Coming at this stage in the process, with no great fanfare, this does not seem in form or content a “presidential plan” as that phrase has evolved in the modern presidency. In thinking of what this looks like, the president’s plan (fully specified here) looks like a “Dear Conferee” letter sent by the executive branch to the legislative branch at the very end of the legislative process offering the executive’s suggestions about how the differences between the House and Senate could be bridged. It does not suggest starting over.
This plan is a set of suggestions for how the differing (partisan) approaches of the House and Senate might be resolved. If the suggestions could be summarized, it would be, split the difference.
There is one striking area where the president’s plan (or “president’s key improvements,” as the White House website puts it) does not suggest how the House and Senate should resolve their differences.
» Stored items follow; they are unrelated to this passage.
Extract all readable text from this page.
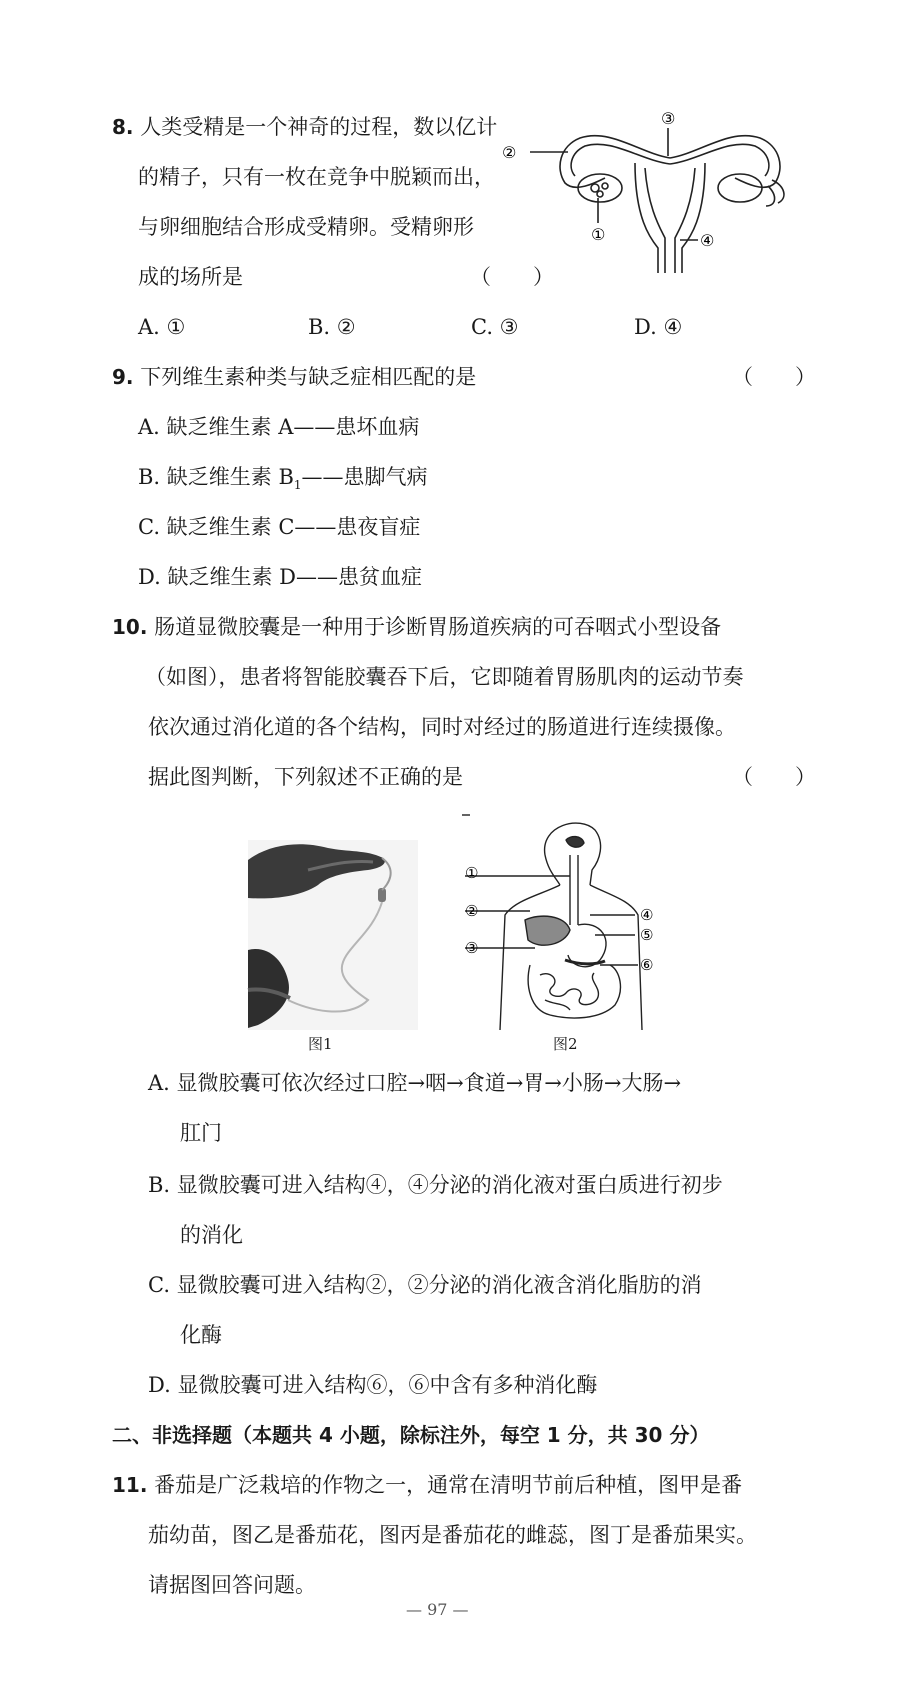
8. 人类受精是一个神奇的过程，数以亿计
的精子，只有一枚在竞争中脱颖而出，
与卵细胞结合形成受精卵。受精卵形
成的场所是	（　　）
③
②
①	④
A. ①	B. ②	C. ③	D. ④
9. 下列维生素种类与缺乏症相匹配的是	（　　）
A. 缺乏维生素 A——患坏血病
B. 缺乏维生素 $B_1——$患脚气病
C. 缺乏维生素 C——患夜盲症
D. 缺乏维生素 D——患贫血症
10. 肠道显微胶囊是一种用于诊断胃肠道疾病的可吞咽式小型设备
（如图），患者将智能胶囊吞下后，它即随着胃肠肌肉的运动节奏
依次通过消化道的各个结构，同时对经过的肠道进行连续摄像。
据此图判断，下列叙述不正确的是	（　　）
图1
①
②
③
④
⑤
⑥
图2
A. 显微胶囊可依次经过口腔→咽→食道→胃→小肠→大肠→
肛门
B. 显微胶囊可进入结构④，④分泌的消化液对蛋白质进行初步
的消化
C. 显微胶囊可进入结构②，②分泌的消化液含消化脂肪的消
化酶
D. 显微胶囊可进入结构⑥，⑥中含有多种消化酶
二、非选择题（本题共 4 小题，除标注外，每空 1 分，共 30 分）
11. 番茄是广泛栽培的作物之一，通常在清明节前后种植，图甲是番
茄幼苗，图乙是番茄花，图丙是番茄花的雌蕊，图丁是番茄果实。
请据图回答问题。
— 97 —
Abortion. It appears the president has no suggestions for how those differences could be resolved.
Bipartisanship shows up in only one area: fighting fraud and abuse in government health-care programs. The president’s plan calls for going beyond what is in the bills passed by the House or Senate. The president backs one provision from the House Republican Study Committee bill. Several new provisions from a bill introduced by Rep. Mark Kirk, now the Republican nominee for the Senate seat once held by President Obama, also get an endorsement.
Coming together to fight fraud and abuse appears to be most that the president’s plan sees as grounds for bipartisan co-operation for health-care reform. This shows that there is at least one area where both parties can agree. It also shows that the areas of agreement are precious few. And now it is up to the majority party to decide whether they will pursue a partisan or bipartisan approach.
– Hanns Kuttner is a visiting fellow at Hudson Institute.